Monday, September 19, 2011
Lately, when I don't have anything I'm particularly burning to blog about, I head over to Eurostat and look at what statistics are newly available there. I figure at a minimum I'll learn a little more about the Eurozone economy and maybe once in a while I'll stumble on something genuinely interesting.
This morning what caught my eye was the labor cost statistics through quarter two of this year. As you can see above, what's striking is that the year-on-year increases have increased sharply after the trough of the great recession - labor costs are now increasing pretty much as fast as during the height of the last expansion. This makes it a little more clear why the ECB might have been concerned about inflation (thus causing them to start raising interest rates). There's a (rather mild) stagflationary flavor about the situation - unemployment high and growth poor yet labor costs increasing at a quite rapid pace.

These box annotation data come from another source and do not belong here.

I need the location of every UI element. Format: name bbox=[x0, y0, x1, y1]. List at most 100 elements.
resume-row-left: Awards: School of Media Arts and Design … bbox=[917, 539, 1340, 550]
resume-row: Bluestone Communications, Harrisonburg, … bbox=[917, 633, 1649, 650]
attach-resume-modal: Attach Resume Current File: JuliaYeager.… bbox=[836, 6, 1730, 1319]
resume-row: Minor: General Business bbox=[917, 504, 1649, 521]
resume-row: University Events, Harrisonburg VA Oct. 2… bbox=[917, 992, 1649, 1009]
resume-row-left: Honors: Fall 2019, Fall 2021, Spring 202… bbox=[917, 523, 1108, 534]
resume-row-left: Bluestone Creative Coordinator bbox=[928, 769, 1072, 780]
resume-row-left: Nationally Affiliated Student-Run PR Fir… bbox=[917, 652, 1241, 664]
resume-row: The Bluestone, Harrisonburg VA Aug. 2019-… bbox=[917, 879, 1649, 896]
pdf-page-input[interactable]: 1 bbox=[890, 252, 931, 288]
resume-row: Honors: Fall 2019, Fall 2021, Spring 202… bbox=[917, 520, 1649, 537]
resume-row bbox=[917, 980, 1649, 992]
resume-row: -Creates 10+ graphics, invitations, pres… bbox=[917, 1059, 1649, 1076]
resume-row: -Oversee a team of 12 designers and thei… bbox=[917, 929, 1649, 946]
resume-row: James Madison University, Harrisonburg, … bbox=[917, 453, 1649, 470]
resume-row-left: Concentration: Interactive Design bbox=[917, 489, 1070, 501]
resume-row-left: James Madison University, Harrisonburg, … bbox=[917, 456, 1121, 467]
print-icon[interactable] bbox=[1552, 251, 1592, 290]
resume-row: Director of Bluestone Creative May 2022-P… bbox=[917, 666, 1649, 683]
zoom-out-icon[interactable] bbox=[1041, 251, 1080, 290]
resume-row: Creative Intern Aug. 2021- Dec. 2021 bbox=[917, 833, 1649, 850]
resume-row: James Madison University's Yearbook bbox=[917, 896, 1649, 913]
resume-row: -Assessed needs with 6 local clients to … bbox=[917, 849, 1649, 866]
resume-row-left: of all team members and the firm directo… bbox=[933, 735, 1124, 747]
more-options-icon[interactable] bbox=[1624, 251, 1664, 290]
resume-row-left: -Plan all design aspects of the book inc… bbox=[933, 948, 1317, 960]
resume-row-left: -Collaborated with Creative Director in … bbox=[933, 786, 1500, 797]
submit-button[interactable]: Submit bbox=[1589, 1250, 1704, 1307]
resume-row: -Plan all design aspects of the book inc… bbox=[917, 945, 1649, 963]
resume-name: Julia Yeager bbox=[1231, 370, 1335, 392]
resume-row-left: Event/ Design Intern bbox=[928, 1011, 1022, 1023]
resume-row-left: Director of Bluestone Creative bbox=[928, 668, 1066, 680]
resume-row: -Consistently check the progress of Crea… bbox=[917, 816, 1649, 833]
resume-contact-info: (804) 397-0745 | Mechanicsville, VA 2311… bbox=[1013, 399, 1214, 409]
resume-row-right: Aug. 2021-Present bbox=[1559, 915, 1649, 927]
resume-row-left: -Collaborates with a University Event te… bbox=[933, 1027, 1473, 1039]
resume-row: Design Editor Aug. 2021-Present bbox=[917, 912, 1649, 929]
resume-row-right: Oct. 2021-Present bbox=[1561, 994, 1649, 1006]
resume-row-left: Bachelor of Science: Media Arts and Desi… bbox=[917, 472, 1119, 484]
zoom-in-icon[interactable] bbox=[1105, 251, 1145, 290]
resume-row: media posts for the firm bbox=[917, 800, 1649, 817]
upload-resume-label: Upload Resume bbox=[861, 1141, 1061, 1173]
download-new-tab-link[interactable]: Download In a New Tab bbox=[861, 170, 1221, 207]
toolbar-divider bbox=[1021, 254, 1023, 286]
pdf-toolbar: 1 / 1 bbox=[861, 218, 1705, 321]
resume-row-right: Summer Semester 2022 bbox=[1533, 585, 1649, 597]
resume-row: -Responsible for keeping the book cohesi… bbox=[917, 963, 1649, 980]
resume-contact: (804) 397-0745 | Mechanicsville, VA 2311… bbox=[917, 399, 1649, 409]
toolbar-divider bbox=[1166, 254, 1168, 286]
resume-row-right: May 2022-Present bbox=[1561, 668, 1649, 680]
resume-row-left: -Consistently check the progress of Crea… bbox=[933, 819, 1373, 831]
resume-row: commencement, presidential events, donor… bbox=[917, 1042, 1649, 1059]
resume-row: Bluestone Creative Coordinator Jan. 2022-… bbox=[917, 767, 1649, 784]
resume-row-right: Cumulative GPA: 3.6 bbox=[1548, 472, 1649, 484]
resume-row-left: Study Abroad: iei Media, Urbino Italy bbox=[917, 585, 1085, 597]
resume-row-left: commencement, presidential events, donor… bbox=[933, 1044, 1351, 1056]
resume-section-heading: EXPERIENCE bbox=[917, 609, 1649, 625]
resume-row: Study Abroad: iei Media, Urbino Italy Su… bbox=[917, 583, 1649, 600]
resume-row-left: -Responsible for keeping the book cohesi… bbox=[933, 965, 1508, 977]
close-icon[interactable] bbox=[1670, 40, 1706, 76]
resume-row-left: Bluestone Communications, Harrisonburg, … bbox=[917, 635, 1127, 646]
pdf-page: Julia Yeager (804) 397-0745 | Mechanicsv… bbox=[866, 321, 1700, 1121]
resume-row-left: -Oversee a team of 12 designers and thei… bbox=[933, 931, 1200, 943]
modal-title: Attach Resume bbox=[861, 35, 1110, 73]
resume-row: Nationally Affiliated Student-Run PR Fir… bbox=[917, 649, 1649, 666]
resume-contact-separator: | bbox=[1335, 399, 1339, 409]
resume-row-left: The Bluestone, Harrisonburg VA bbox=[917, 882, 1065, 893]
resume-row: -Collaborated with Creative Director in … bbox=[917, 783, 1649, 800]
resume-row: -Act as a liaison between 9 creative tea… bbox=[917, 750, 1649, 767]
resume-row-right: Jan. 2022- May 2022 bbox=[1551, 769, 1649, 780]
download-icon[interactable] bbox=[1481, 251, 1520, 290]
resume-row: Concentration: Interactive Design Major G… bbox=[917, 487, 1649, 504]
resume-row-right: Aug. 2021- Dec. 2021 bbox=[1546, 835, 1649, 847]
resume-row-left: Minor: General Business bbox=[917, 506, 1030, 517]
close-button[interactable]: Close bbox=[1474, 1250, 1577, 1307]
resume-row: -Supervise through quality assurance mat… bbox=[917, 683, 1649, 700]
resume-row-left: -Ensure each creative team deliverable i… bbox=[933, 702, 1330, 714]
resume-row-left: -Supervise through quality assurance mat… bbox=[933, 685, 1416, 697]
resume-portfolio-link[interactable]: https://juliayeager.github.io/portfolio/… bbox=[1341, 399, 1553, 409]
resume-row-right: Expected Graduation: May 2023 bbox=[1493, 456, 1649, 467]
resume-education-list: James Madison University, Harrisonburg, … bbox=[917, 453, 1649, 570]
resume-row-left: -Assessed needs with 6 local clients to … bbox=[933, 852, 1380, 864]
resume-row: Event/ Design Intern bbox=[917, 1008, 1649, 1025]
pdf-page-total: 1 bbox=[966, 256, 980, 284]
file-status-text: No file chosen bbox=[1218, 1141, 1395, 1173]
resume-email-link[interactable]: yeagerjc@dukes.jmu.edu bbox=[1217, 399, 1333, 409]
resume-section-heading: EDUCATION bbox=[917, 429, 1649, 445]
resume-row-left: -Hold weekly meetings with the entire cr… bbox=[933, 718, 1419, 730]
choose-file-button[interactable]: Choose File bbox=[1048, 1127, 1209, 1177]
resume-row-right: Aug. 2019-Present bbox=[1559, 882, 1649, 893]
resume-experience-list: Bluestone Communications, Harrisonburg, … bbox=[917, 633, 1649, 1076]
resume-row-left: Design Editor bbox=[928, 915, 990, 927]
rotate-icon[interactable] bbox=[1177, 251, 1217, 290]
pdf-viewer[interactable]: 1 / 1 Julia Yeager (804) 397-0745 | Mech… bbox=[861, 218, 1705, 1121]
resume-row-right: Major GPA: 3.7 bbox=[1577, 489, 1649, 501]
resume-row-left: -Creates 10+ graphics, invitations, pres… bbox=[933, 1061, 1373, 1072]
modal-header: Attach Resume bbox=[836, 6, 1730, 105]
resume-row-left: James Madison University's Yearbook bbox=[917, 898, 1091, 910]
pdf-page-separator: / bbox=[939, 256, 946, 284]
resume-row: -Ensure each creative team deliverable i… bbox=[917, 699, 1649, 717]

Here is the country-by-country breakout:
As you might expect, Greece (EL), Ireland (IE) and Portugal (PT) have dropping labor costs. Remarkably, Spanish labor costs increased by 2.6% which seems like a lot for a country with a 21% unemployment rate. German labor costs increased 4.8% which does seem likely to spark concerns about inflation - I'd be very surprised if productivity was increasing that fast. German labor rates are increasing the fastest in Western Europe, with only some of the Eastern European countries increasing faster (I'm assuming the latter is some mix of rebound from the recession and catch-up productivity growth as those countries adopt western technologies and production methods.